I was thinking through about the design of a software that I am working on.

One of the objective that I would want it to achieve is, Simplicity.

Consider this. How many of the built-in features that comes with your mobile phone do you use on a regular basis ?

3-5 maybe. Phone, SMS, Camera ? What else?

If that is the case, are companies like Nokia, Motorola makng their products more complicated than it should be?

Creative used to own the MP3 market until Apple decided that they want a piece of it as well. Apple’s answer to Creative is not by giving more features or a bigger storage space.

It is simplicity.

iPod’s ‘Click Wheel’ hide all the buttons and give you one single interface to use. It reduces your interface points and organise everything behind the ‘Click Wheel’.

Another good example is car’s dashboard. I manage to find one doing a comparison between Volvo’s dashboard against Citroen.

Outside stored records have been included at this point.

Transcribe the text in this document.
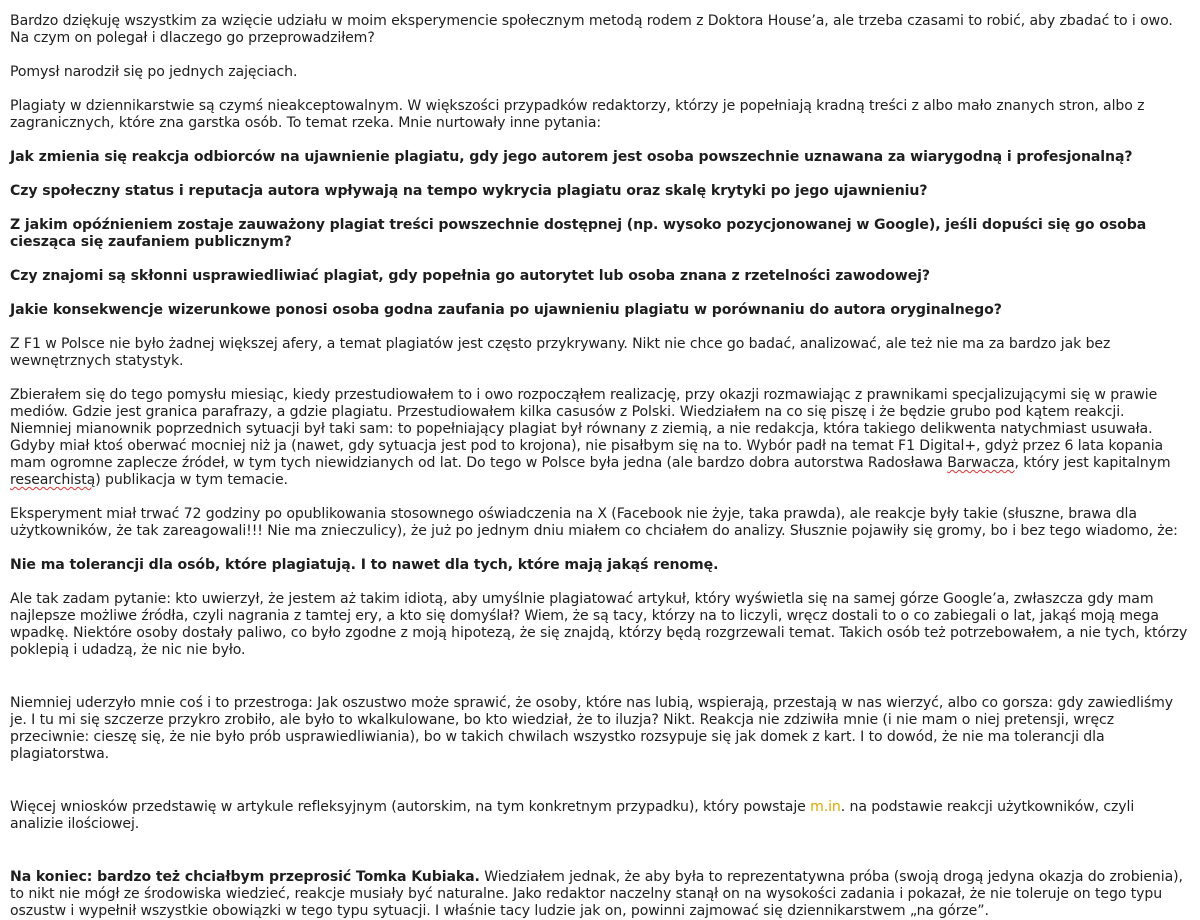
Bardzo dziękuję wszystkim za wzięcie udziału w moim eksperymencie społecznym metodą rodem z Doktora House’a, ale trzeba czasami to robić, aby zbadać to i owo. Na czym on polegał i dlaczego go przeprowadziłem?

Pomysł narodził się po jednych zajęciach.

Plagiaty w dziennikarstwie są czymś nieakceptowalnym. W większości przypadków redaktorzy, którzy je popełniają kradną treści z albo mało znanych stron, albo z zagranicznych, które zna garstka osób. To temat rzeka. Mnie nurtowały inne pytania:

Jak zmienia się reakcja odbiorców na ujawnienie plagiatu, gdy jego autorem jest osoba powszechnie uznawana za wiarygodną i profesjonalną?

Czy społeczny status i reputacja autora wpływają na tempo wykrycia plagiatu oraz skalę krytyki po jego ujawnieniu?

Z jakim opóźnieniem zostaje zauważony plagiat treści powszechnie dostępnej (np. wysoko pozycjonowanej w Google), jeśli dopuści się go osoba ciesząca się zaufaniem publicznym?

Czy znajomi są skłonni usprawiedliwiać plagiat, gdy popełnia go autorytet lub osoba znana z rzetelności zawodowej?

Jakie konsekwencje wizerunkowe ponosi osoba godna zaufania po ujawnieniu plagiatu w porównaniu do autora oryginalnego?

Z F1 w Polsce nie było żadnej większej afery, a temat plagiatów jest często przykrywany. Nikt nie chce go badać, analizować, ale też nie ma za bardzo jak bez wewnętrznych statystyk.

Zbierałem się do tego pomysłu miesiąc, kiedy przestudiowałem to i owo rozpocząłem realizację, przy okazji rozmawiając z prawnikami specjalizującymi się w prawie mediów. Gdzie jest granica parafrazy, a gdzie plagiatu. Przestudiowałem kilka casusów z Polski. Wiedziałem na co się piszę i że będzie grubo pod kątem reakcji. Niemniej mianownik poprzednich sytuacji był taki sam: to popełniający plagiat był równany z ziemią, a nie redakcja, która takiego delikwenta natychmiast usuwała. Gdyby miał ktoś oberwać mocniej niż ja (nawet, gdy sytuacja jest pod to krojona), nie pisałbym się na to. Wybór padł na temat F1 Digital+, gdyż przez 6 lata kopania mam ogromne zaplecze źródeł, w tym tych niewidzianych od lat. Do tego w Polsce była jedna (ale bardzo dobra autorstwa Radosława Barwacza, który jest kapitalnym researchistą) publikacja w tym temacie.

Eksperyment miał trwać 72 godziny po opublikowania stosownego oświadczenia na X (Facebook nie żyje, taka prawda), ale reakcje były takie (słuszne, brawa dla użytkowników, że tak zareagowali!!! Nie ma znieczulicy), że już po jednym dniu miałem co chciałem do analizy. Słusznie pojawiły się gromy, bo i bez tego wiadomo, że:

Nie ma tolerancji dla osób, które plagiatują. I to nawet dla tych, które mają jakąś renomę.

Ale tak zadam pytanie: kto uwierzył, że jestem aż takim idiotą, aby umyślnie plagiatować artykuł, który wyświetla się na samej górze Google’a, zwłaszcza gdy mam najlepsze możliwe źródła, czyli nagrania z tamtej ery, a kto się domyślał? Wiem, że są tacy, którzy na to liczyli, wręcz dostali to o co zabiegali o lat, jakąś moją mega wpadkę. Niektóre osoby dostały paliwo, co było zgodne z moją hipotezą, że się znajdą, którzy będą rozgrzewali temat. Takich osób też potrzebowałem, a nie tych, którzy poklepią i udadzą, że nic nie było.

Niemniej uderzyło mnie coś i to przestroga: Jak oszustwo może sprawić, że osoby, które nas lubią, wspierają, przestają w nas wierzyć, albo co gorsza: gdy zawiedliśmy je. I tu mi się szczerze przykro zrobiło, ale było to wkalkulowane, bo kto wiedział, że to iluzja? Nikt. Reakcja nie zdziwiła mnie (i nie mam o niej pretensji, wręcz przeciwnie: cieszę się, że nie było prób usprawiedliwiania), bo w takich chwilach wszystko rozsypuje się jak domek z kart. I to dowód, że nie ma tolerancji dla plagiatorstwa.

Więcej wniosków przedstawię w artykule refleksyjnym (autorskim, na tym konkretnym przypadku), który powstaje m.in. na podstawie reakcji użytkowników, czyli analizie ilościowej.

Na koniec: bardzo też chciałbym przeprosić Tomka Kubiaka. Wiedziałem jednak, że aby była to reprezentatywna próba (swoją drogą jedyna okazja do zrobienia), to nikt nie mógł ze środowiska wiedzieć, reakcje musiały być naturalne. Jako redaktor naczelny stanął on na wysokości zadania i pokazał, że nie toleruje on tego typu oszustw i wypełnił wszystkie obowiązki w tego typu sytuacji. I właśnie tacy ludzie jak on, powinni zajmować się dziennikarstwem „na górze”.
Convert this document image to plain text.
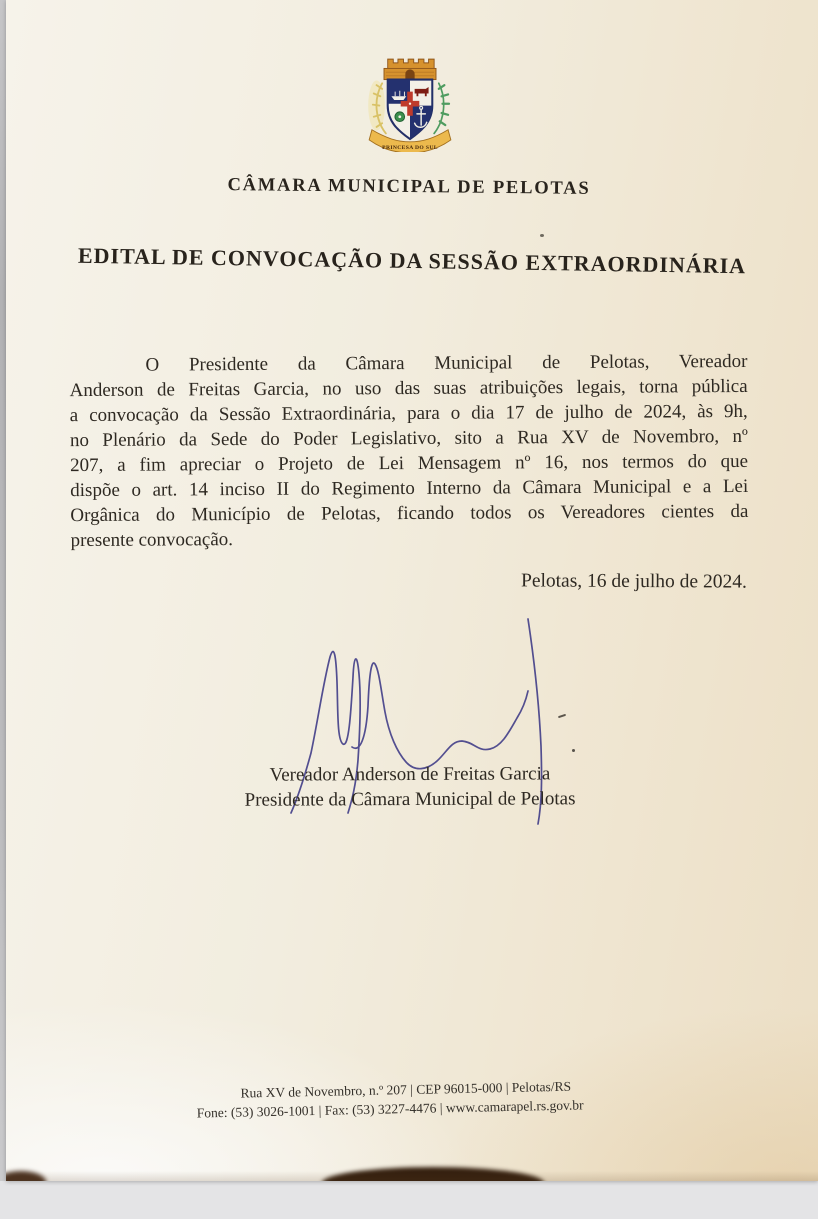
PRINCESA DO SUL
CÂMARA MUNICIPAL DE PELOTAS
EDITAL DE CONVOCAÇÃO DA SESSÃO EXTRAORDINÁRIA
O Presidente da Câmara Municipal de Pelotas, Vereador
Anderson de Freitas Garcia, no uso das suas atribuições legais, torna pública
a convocação da Sessão Extraordinária, para o dia 17 de julho de 2024, às 9h,
no Plenário da Sede do Poder Legislativo, sito a Rua XV de Novembro, nº
207, a fim apreciar o Projeto de Lei Mensagem nº 16, nos termos do que
dispõe o art. 14 inciso II do Regimento Interno da Câmara Municipal e a Lei
Orgânica do Município de Pelotas, ficando todos os Vereadores cientes da
presente convocação.
Pelotas, 16 de julho de 2024.
Vereador Anderson de Freitas Garcia
Presidente da Câmara Municipal de Pelotas
Rua XV de Novembro, n.º 207 | CEP 96015-000 | Pelotas/RS
Fone: (53) 3026-1001 | Fax: (53) 3227-4476 | www.camarapel.rs.gov.br
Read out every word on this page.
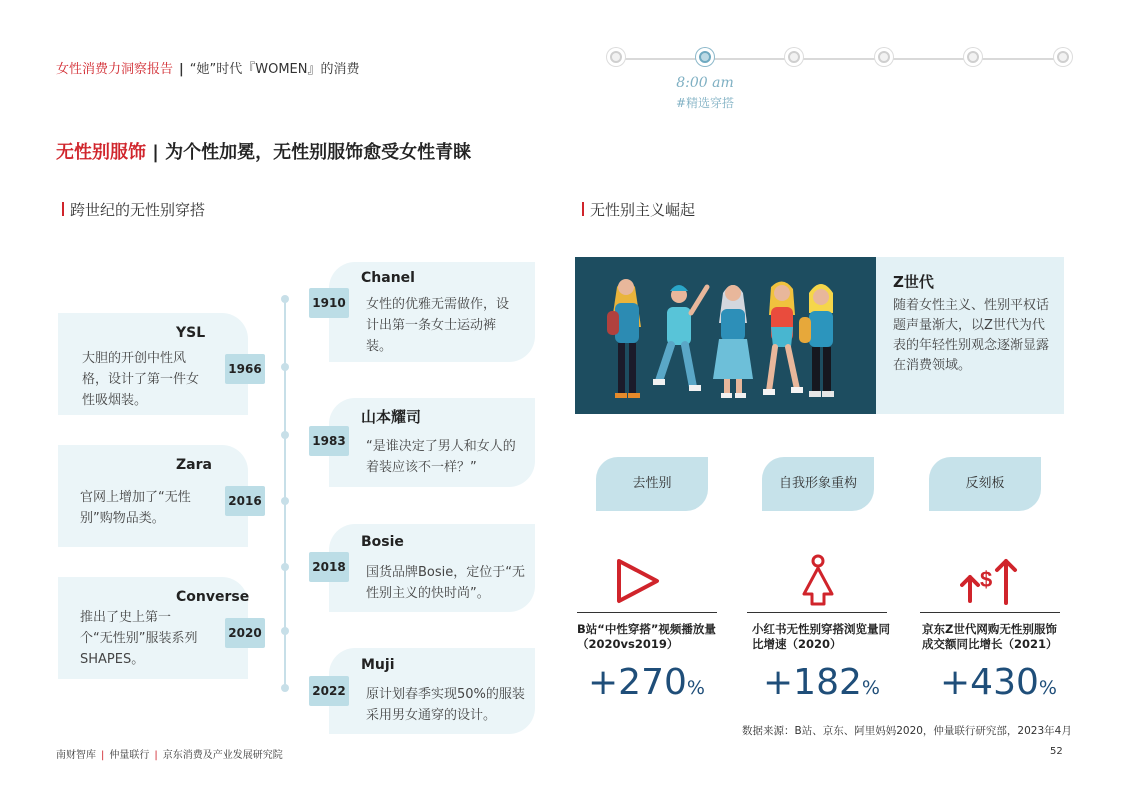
女性消费力洞察报告 | “她”时代『WOMEN』的消费
8:00 am
#精选穿搭
无性别服饰 | 为个性加冕，无性别服饰愈受女性青睐
跨世纪的无性别穿搭	无性别主义崛起
Chanel
女性的优雅无需做作，设计出第一条女士运动裤装。
1910
YSL
大胆的开创中性风格，设计了第一件女性吸烟装。
1966
山本耀司
“是谁决定了男人和女人的着装应该不一样？”
1983
Zara
官网上增加了“无性别”购物品类。
2016
Bosie
国货品牌Bosie，定位于“无性别主义的快时尚”。
2018
Converse
推出了史上第一个“无性别”服装系列SHAPES。
2020
Muji
原计划春季实现50%的服装采用男女通穿的设计。
2022
Z世代
随着女性主义、性别平权话题声量渐大，以Z世代为代表的年轻性别观念逐渐显露在消费领域。
去性别	自我形象重构	反刻板
$
B站“中性穿搭”视频播放量（2020vs2019）
小红书无性别穿搭浏览量同比增速（2020）
京东Z世代网购无性别服饰成交额同比增长（2021）
+270% +182% +430%
数据来源：B站、京东、阿里妈妈2020，仲量联行研究部，2023年4月
南财智库 | 仲量联行 | 京东消费及产业发展研究院	52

I have previously touch on great designs by Richard Sapper.  BusinessWeek also has an article, Fifty Years at the Drawing Board, on Richard Sapper as well . Iconic designs from Richard Sapper is really timeless. Look at Thinkpad, Lamy Dialog-1, and the Tizio Lamp.


How would one go about deciding what to add or remove?

This is where John Maeda’s book comes in. In the Laws of  Simplicity, John oulines 10 laws as guidelines.

You can read more at his site: http://lawsofsimplicity.com/?cat=5&order=ASC

A quick glance, one will easily find that products from Apple, Richard Sapper and other notable great designers share some of these laws.

What does this means to software designers? I think simplicity would be an interesting topic to discuss.

A common request I got from users are, ‘Can we have more columns for the table?’.Well, technically, yes. We can do it. But, do you really want that number of columns? I have observed that most users need only up to 5 columns to use the system and be productive.

I will leave it to readers to decide.

What is the impact of simplicity on the success of a business?

NOTE: One side-effects that Richard Sapper probably never foresee is that the Lamy Dialog-1 is considered a dangerous weapon when you put it under the X-Ray scanner in airports. Believe it or not, I have been question more than once, asking me what is it? And even when I tell them it is a pen, the officers would still check and confirm.